The effects of intravitreal triamcinolone acetonide or bevacizumab are not permanent, and the period of the effect is related to its clearance from the eye. Cekic et al13 showed that the eyes requiring second injection were performed at an average of 7 months after the first injection, and third injections were at 12 months, thus indicating that the therapeutic effect of triamcinolone acetonide probably persisted 6–7 months with CRVO and hemiretinal vein occlusion. Hsu et al40 reported that the duration of IBe effect appears to be limited to 2 months for most CRVO patients. These are similar to our findings that average recurrence duration was 226.50±61.50 days in the ITA group and 86.78±46.80 days in the IBe group, respectively. According to the above results, ITA seems to persist longer than IBe, which may allow a more prolonged inhibition of VEGF and reduce the numbers of reinjections. Another merit of triamcinolone acetonide is the relatively low price compared with bevacizumab. In our country, bevacizumab is far more expensive than triamcinolone acetonide.

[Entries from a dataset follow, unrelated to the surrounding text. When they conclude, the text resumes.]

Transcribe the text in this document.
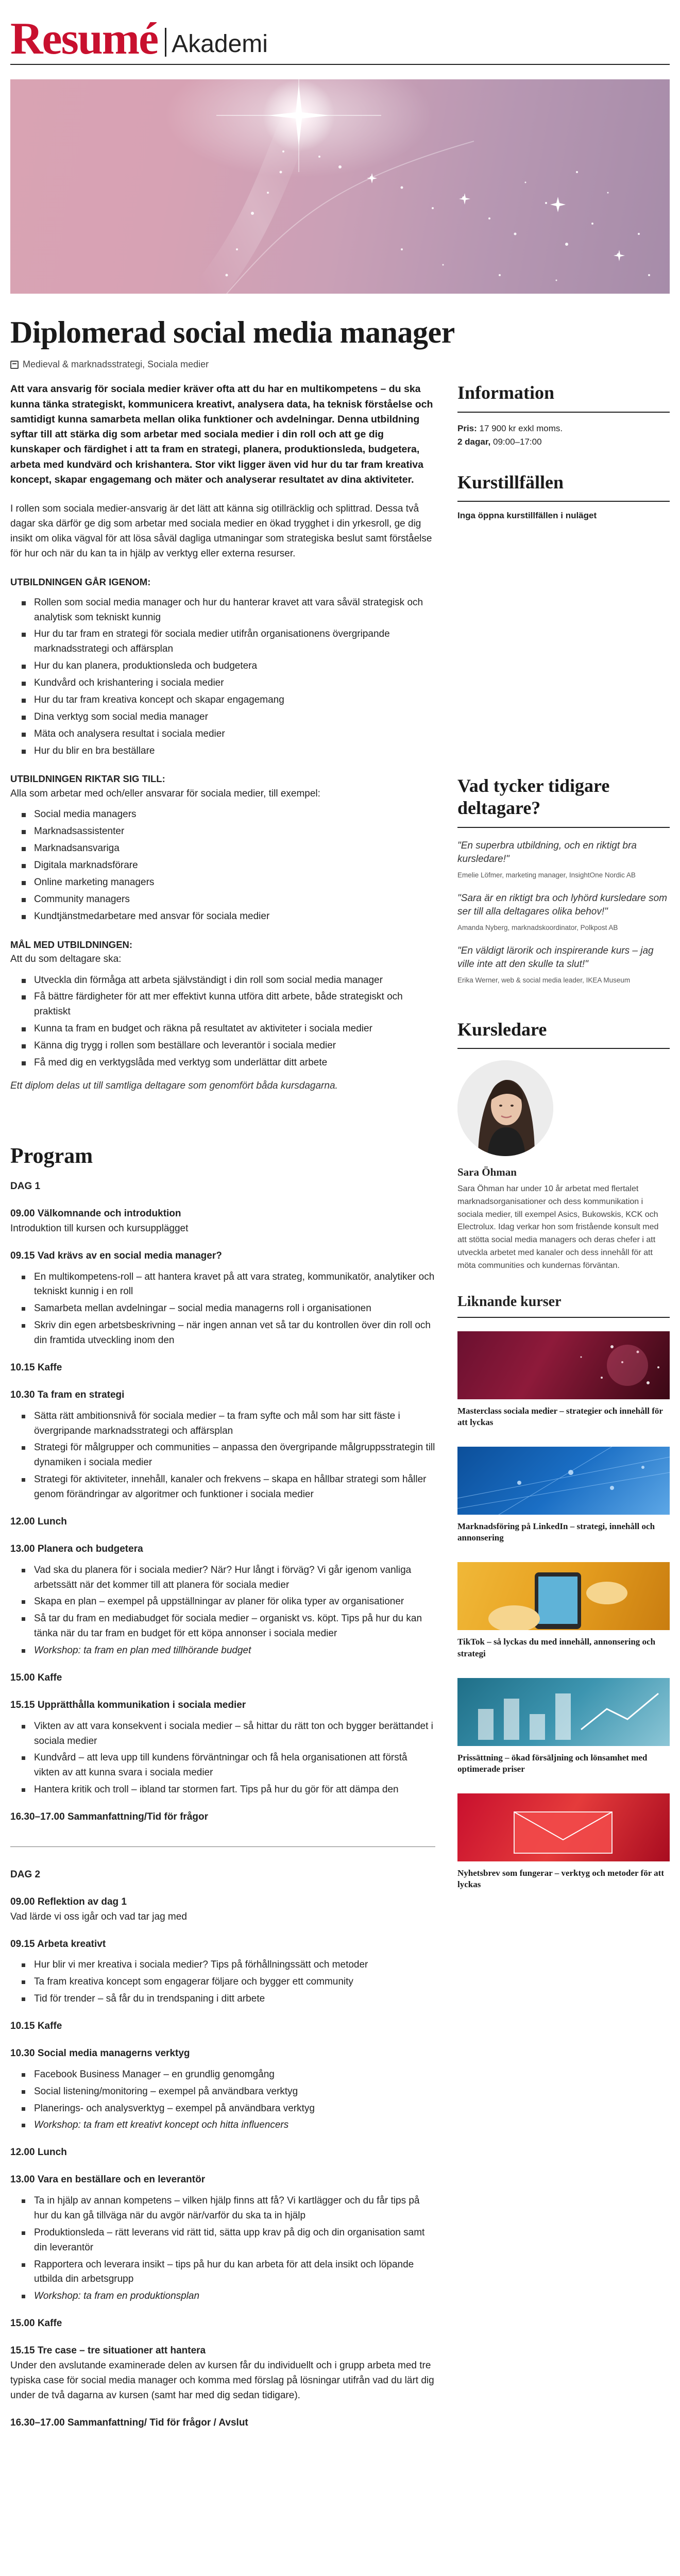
Resumé Akademi
Diplomerad social media manager
Medieval & marknadsstrategi, Sociala medier

Att vara ansvarig för sociala medier kräver ofta att du har en multikompetens – du ska kunna tänka strategiskt, kommunicera kreativt, analysera data, ha teknisk förståelse och samtidigt kunna samarbeta mellan olika funktioner och avdelningar. Denna utbildning syftar till att stärka dig som arbetar med sociala medier i din roll och att ge dig kunskaper och färdighet i att ta fram en strategi, planera, produktionsleda, budgetera, arbeta med kundvärd och krishantera. Stor vikt ligger även vid hur du tar fram kreativa koncept, skapar engagemang och mäter och analyserar resultatet av dina aktiviteter.

I rollen som sociala medier-ansvarig är det lätt att känna sig otillräcklig och splittrad. Dessa två dagar ska därför ge dig som arbetar med sociala medier en ökad trygghet i din yrkesroll, ge dig insikt om olika vägval för att lösa såväl dagliga utmaningar som strategiska beslut samt förståelse för hur och när du kan ta in hjälp av verktyg eller externa resurser.

UTBILDNINGEN GÅR IGENOM:
Rollen som social media manager och hur du hanterar kravet att vara såväl strategisk och analytisk som tekniskt kunnig
Hur du tar fram en strategi för sociala medier utifrån organisationens övergripande marknadsstrategi och affärsplan
Hur du kan planera, produktionsleda och budgetera
Kundvård och krishantering i sociala medier
Hur du tar fram kreativa koncept och skapar engagemang
Dina verktyg som social media manager
Mäta och analysera resultat i sociala medier
Hur du blir en bra beställare
UTBILDNINGEN RIKTAR SIG TILL:

Alla som arbetar med och/eller ansvarar för sociala medier, till exempel:

Social media managers
Marknadsassistenter
Marknadsansvariga
Digitala marknadsförare
Online marketing managers
Community managers
Kundtjänstmedarbetare med ansvar för sociala medier
MÅL MED UTBILDNINGEN:

Att du som deltagare ska:

Utveckla din förmåga att arbeta självständigt i din roll som social media manager
Få bättre färdigheter för att mer effektivt kunna utföra ditt arbete, både strategiskt och praktiskt
Kunna ta fram en budget och räkna på resultatet av aktiviteter i sociala medier
Känna dig trygg i rollen som beställare och leverantör i sociala medier
Få med dig en verktygslåda med verktyg som underlättar ditt arbete

Ett diplom delas ut till samtliga deltagare som genomfört båda kursdagarna.

Program
DAG 1
09.00 Välkomnande och introduktion
Introduktion till kursen och kursupplägget
09.15 Vad krävs av en social media manager?
En multikompetens-roll – att hantera kravet på att vara strateg, kommunikatör, analytiker och tekniskt kunnig i en roll
Samarbeta mellan avdelningar – social media managerns roll i organisationen
Skriv din egen arbetsbeskrivning – när ingen annan vet så tar du kontrollen över din roll och din framtida utveckling inom den
10.15 Kaffe
10.30 Ta fram en strategi
Sätta rätt ambitionsnivå för sociala medier – ta fram syfte och mål som har sitt fäste i övergripande marknadsstrategi och affärsplan
Strategi för målgrupper och communities – anpassa den övergripande målgruppsstrategin till dynamiken i sociala medier
Strategi för aktiviteter, innehåll, kanaler och frekvens – skapa en hållbar strategi som håller genom förändringar av algoritmer och funktioner i sociala medier
12.00 Lunch
13.00 Planera och budgetera
Vad ska du planera för i sociala medier? När? Hur långt i förväg? Vi går igenom vanliga arbetssätt när det kommer till att planera för sociala medier
Skapa en plan – exempel på uppställningar av planer för olika typer av organisationer
Så tar du fram en mediabudget för sociala medier – organiskt vs. köpt. Tips på hur du kan tänka när du tar fram en budget för ett köpa annonser i sociala medier
Workshop: ta fram en plan med tillhörande budget
15.00 Kaffe
15.15 Upprätthålla kommunikation i sociala medier
Vikten av att vara konsekvent i sociala medier – så hittar du rätt ton och bygger berättandet i sociala medier
Kundvård – att leva upp till kundens förväntningar och få hela organisationen att förstå vikten av att kunna svara i sociala medier
Hantera kritik och troll – ibland tar stormen fart. Tips på hur du gör för att dämpa den
16.30–17.00 Sammanfattning/Tid för frågor
DAG 2
09.00 Reflektion av dag 1
Vad lärde vi oss igår och vad tar jag med
09.15 Arbeta kreativt
Hur blir vi mer kreativa i sociala medier? Tips på förhållningssätt och metoder
Ta fram kreativa koncept som engagerar följare och bygger ett community
Tid för trender – så får du in trendspaning i ditt arbete
10.15 Kaffe
10.30 Social media managerns verktyg
Facebook Business Manager – en grundlig genomgång
Social listening/monitoring – exempel på användbara verktyg
Planerings- och analysverktyg – exempel på användbara verktyg
Workshop: ta fram ett kreativt koncept och hitta influencers
12.00 Lunch
13.00 Vara en beställare och en leverantör
Ta in hjälp av annan kompetens – vilken hjälp finns att få? Vi kartlägger och du får tips på hur du kan gå tillväga när du avgör när/varför du ska ta in hjälp
Produktionsleda – rätt leverans vid rätt tid, sätta upp krav på dig och din organisation samt din leverantör
Rapportera och leverara insikt – tips på hur du kan arbeta för att dela insikt och löpande utbilda din arbetsgrupp
Workshop: ta fram en produktionsplan
15.00 Kaffe
15.15 Tre case – tre situationer att hantera
Under den avslutande examinerade delen av kursen får du individuellt och i grupp arbeta med tre typiska case för social media manager och komma med förslag på lösningar utifrån vad du lärt dig under de två dagarna av kursen (samt har med dig sedan tidigare).
16.30–17.00 Sammanfattning/ Tid för frågor / Avslut
Information
Pris: 17 900 kr exkl moms.
2 dagar, 09:00–17:00
Kurstillfällen
Inga öppna kurstillfällen i nuläget
Vad tycker tidigare deltagare?
"En superbra utbildning, och en riktigt bra kursledare!"
Emelie Löfmer, marketing manager, InsightOne Nordic AB
"Sara är en riktigt bra och lyhörd kursledare som ser till alla deltagares olika behov!"
Amanda Nyberg, marknadskoordinator, Polkpost AB
"En väldigt lärorik och inspirerande kurs – jag ville inte att den skulle ta slut!"
Erika Werner, web & social media leader, IKEA Museum
Kursledare
Sara Öhman

Sara Öhman har under 10 år arbetat med flertalet marknadsorganisationer och dess kommunikation i sociala medier, till exempel Asics, Bukowskis, KCK och Electrolux. Idag verkar hon som fristående konsult med att stötta social media managers och deras chefer i att utveckla arbetet med kanaler och dess innehåll för att möta communities och kundernas förväntan.

Liknande kurser
Masterclass sociala medier – strategier och innehåll för att lyckas
Marknadsföring på LinkedIn – strategi, innehåll och annonsering
TikTok – så lyckas du med innehåll, annonsering och strategi
Prissättning – ökad försäljning och lönsamhet med optimerade priser
Nyhetsbrev som fungerar – verktyg och metoder för att lyckas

Ip et al12 showed that both nonischaemic and ischaemic eyes with CRVO had a significant decrease in retinal thickness after administration of intravitreal triamcinolone acetonide. However, only nonischaemic eyes showed statistically significant visual acuity improvement at each time point. Priglinger et al41 reported that the efficacy of intravitreal bevacizumab was similar between non-ischaemic CRVO and ischaemic CRVO. However, ischaemic CRVO was associated with significantly lower visual acuity than nonischaemic CRVO (P<0.001). In our case series, 27 patients were classified as nonischaemic CRVO (19 patients in the ITA group and 8 patients in the IBe group) and eight patients (three patients in the ITA group and five patients in the IBe group) were classified as ischaemic CRVO. Those who were ischaemic CRVO had no improvement in visual acuity (P=0.058 in the ITA group; P=0.14 in the IBe group) and those who were nonischaemic CRVO had visual acuity improvement (P=0.007 in the ITA group; P=0.035 in the IBe group) at the end of the follow-up, favoring improvement for the nonischaemic group. From this study, we observed that patients with nonischaemic CRVO have both good anatomical and visual outcomes to intravitreal triamcinolone acetonide or bevacizumab injection. Patients with ischaemic CRVO also have a favourable anatomical response, but do not appear to respond as well functionally. It does imply that non-ischaemic patients may have a better outcome to intravitreal triamcinolone acetonide or bevacizumab. However, these results should be interpreted with caution due to the small sample size of ischaemic eyes compared with nonischaemic eyes.

The major shortcomings of our study are small sample size in both the ITA and the IBe group, the retrospective study design, inadequate follow-up duration, non-standardised guidelines for repeated injection, and nonrandomised trial. Large prospective, randomised clinical trials are necessary to compare the long-term efficacy and safety of intravitreal triamcinolone acetonide and bevacizumab for patients with macular oedema associated with CRVO.

Conclusion

In conclusion, intravitreal injection of 4 mg triamcinolone acetonide appears to provide the same short-term advantages with 1.25 mg IBe for the management of patients with macula oedema secondary to CRVO. Intraocular steroid or anti-VEGF can cause rapid resolution of oedema and visual acuity improvement but the effects are not permanent. Reinjections may be necessary in some patients. The potential benefits for intravitreal triamcinolone acetonide to manage macular oedema associated with CRVO are the relatively low cost and longer half-life. However, the well-known adverse effects of triamcinolone acetonide must be considered.